We’ll leave the cute reference to “the historical church” for another time. What does the interpretation of “Mosaic revelation” mean? One leading FV proponent gives us a clue in his response to an online article entitled “Rehabilitating Theonomy” in Feb 2007, where he called himself a “chastened post-theonomist.” He defines that as:

“…someone who a) recognizes the hermeneutical complexities of applying the Old Testament law to modern societies, but b) still thinks that the church should make the effort to work out these applications.”

In the same post, he recommends reading another Federal Vision advocate on the subject who, not coincidentally, also signed the Joint Federal Vision Statement. Simply put, FV is largely theonomy without the overt politics up front, using some of NPP’s spin on “objective covenant” as a theological underpinning.

Of course, it doesn’t take a rocket scientists to see that Credenda Agenda has been the cheerleading publication for theonomy for many years, as it has been more recently for Federal Vision.

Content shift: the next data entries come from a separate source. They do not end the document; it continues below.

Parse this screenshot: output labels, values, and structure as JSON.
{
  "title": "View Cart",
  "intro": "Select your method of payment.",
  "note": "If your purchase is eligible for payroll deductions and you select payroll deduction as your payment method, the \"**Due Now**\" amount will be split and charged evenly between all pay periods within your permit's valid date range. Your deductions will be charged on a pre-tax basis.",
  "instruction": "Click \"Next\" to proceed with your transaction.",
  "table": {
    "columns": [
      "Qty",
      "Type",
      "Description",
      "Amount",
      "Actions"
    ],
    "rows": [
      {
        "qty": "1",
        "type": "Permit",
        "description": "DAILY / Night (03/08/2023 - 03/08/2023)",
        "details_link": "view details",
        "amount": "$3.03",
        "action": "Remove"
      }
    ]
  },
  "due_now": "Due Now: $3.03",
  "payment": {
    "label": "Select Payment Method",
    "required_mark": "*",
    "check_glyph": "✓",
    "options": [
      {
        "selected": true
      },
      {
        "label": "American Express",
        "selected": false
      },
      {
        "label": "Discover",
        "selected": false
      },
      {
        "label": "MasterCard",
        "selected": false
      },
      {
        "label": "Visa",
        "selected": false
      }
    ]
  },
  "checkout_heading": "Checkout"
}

Green Baggins reported that the Joint Federal Vision Statement will be published in Credenda Agenda soon. Hardly a coincidence.

From what I’ve seen, theonomy doesn’t make much sense without a postmil eschatology to provide an incentive framework. All postmils certainly are not theonomists, but every theonomist I’ve ever met or read is a postmil.

Because of its theonomic underpinnings, I believe that Federal Vision must have a base in something like the “objectivity of the covenant” with baptism conferring all saving gifts except perseverance to be successful. By their own description, “final justification” in the Federal Vision comes through our faithfulness to the covenant. I addressed that issue in posts here and here. As I point out in those posts, FVers misinterpret verses like Revelation 20:12, 13 to be a real judgment for the elect based on our earthly works of covenant faithfulness rather than judgment based upon Christ’s righteousness imputed to the elect by grace through faith (see my linked posts for a full treatment.) They profess to believe the latter, but they preach the former in parallel. The problem is, of course, the two propositions are mutually exclusive. The Federal Vision view flies in the face of historic Reformed exegesis and sola fide.

Hence, I’m not surprised to see post-millennialism as a stated key underpinning of Federal Vision because for theonomy to “work,” “the gospel’s triumph in history is extremely important” because “prior to the second coming of our Lord Jesus, the earth will be as full of the knowledge of the Lord as the waters cover the sea.” In the Federal Vision, that’s simply the outworking of “covenant faithfulness” in the visible church.

It isn’t post-millennialism that’s the problem, it’s where you take it.